The Minnesota Supreme Court recently ruled that where an incorrect transcript of a statement the defendant made to police was introduced at trial, the defendant is nevertheless not entitled to a new trial in the interests of justice. The case, State v. Green, was handed down last week.
The case involved a particularly nasty issue -- whether a father improperly touched his 4-year-old daughter when he was helping her clean up after swimming in a lake. The jury, which ultimately convicted the defendant of both first- and second-degree criminal sexual conduct -- had received a transcript of the defendant's alleged conversation with police. According to the transcript, in response to the question, "Where did you put your fingers?" the defendant replied: “I suppose in.” Later the defense argued that the statement was “I suppose um.”

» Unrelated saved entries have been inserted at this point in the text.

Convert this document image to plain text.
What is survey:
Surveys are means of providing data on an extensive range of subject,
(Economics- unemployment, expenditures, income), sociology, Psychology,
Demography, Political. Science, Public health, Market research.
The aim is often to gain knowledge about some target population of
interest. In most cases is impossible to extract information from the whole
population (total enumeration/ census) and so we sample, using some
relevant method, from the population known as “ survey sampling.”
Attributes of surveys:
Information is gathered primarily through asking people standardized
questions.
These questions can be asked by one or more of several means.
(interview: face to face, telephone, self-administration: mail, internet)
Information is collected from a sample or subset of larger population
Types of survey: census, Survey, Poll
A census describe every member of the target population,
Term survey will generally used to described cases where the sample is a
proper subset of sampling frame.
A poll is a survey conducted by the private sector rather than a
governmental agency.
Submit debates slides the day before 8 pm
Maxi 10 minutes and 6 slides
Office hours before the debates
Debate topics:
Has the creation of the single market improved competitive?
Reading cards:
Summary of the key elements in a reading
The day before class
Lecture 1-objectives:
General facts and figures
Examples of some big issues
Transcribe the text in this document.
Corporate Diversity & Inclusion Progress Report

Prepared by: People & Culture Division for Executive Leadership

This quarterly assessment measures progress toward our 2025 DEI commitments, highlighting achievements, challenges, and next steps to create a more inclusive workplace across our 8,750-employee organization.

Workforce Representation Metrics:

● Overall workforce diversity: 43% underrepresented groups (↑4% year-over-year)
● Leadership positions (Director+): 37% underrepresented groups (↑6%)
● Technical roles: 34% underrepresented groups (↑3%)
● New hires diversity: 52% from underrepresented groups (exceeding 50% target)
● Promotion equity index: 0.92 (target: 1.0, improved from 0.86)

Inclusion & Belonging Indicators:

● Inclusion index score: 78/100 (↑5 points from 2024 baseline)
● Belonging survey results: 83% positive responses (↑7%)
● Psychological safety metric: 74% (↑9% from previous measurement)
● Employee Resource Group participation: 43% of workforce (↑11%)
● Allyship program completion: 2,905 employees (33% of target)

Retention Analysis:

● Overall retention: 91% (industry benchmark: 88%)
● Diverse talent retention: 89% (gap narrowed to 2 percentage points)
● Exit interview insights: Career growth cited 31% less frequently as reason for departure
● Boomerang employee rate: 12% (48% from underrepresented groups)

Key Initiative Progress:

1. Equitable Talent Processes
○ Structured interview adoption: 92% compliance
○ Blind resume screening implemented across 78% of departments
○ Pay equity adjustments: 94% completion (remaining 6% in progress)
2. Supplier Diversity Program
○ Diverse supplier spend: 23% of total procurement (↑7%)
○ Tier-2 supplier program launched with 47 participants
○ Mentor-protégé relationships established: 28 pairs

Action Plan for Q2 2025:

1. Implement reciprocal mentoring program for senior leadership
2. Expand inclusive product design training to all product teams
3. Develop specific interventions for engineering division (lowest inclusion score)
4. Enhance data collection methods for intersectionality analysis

What’s disturbing is that the state conceded the transcript was erroneous, but argued that it was the defendant’s fault that it went in. The defendant was originally only charged with second degree criminal sexual conduct, which didn’t require penetration, so the defense attorney didn’t focus on that statement.
The court determined that the interests of justice didn’t require a new trial, essentially because there was other persuasive evidence against the defendant. (The court also noted the defense had use of the tape of the interview with police.)
Justice Paul Anderson, joined in dissent by Justice Helen Meyer, wondered what could be a stronger case for a new trial “in the interests of justice” than this one, where “the state’s transcription error changed a meaningless utterance into a confession of the defining element of the crime.”
A new trial would be expensive, but other than that I can’t see the downside of granting it. The burden to the state is a small price to pay to ensure a fair trial. And if the other evidence against the defendant really is so compelling, the state shouldn’t be reluctant to retry the case.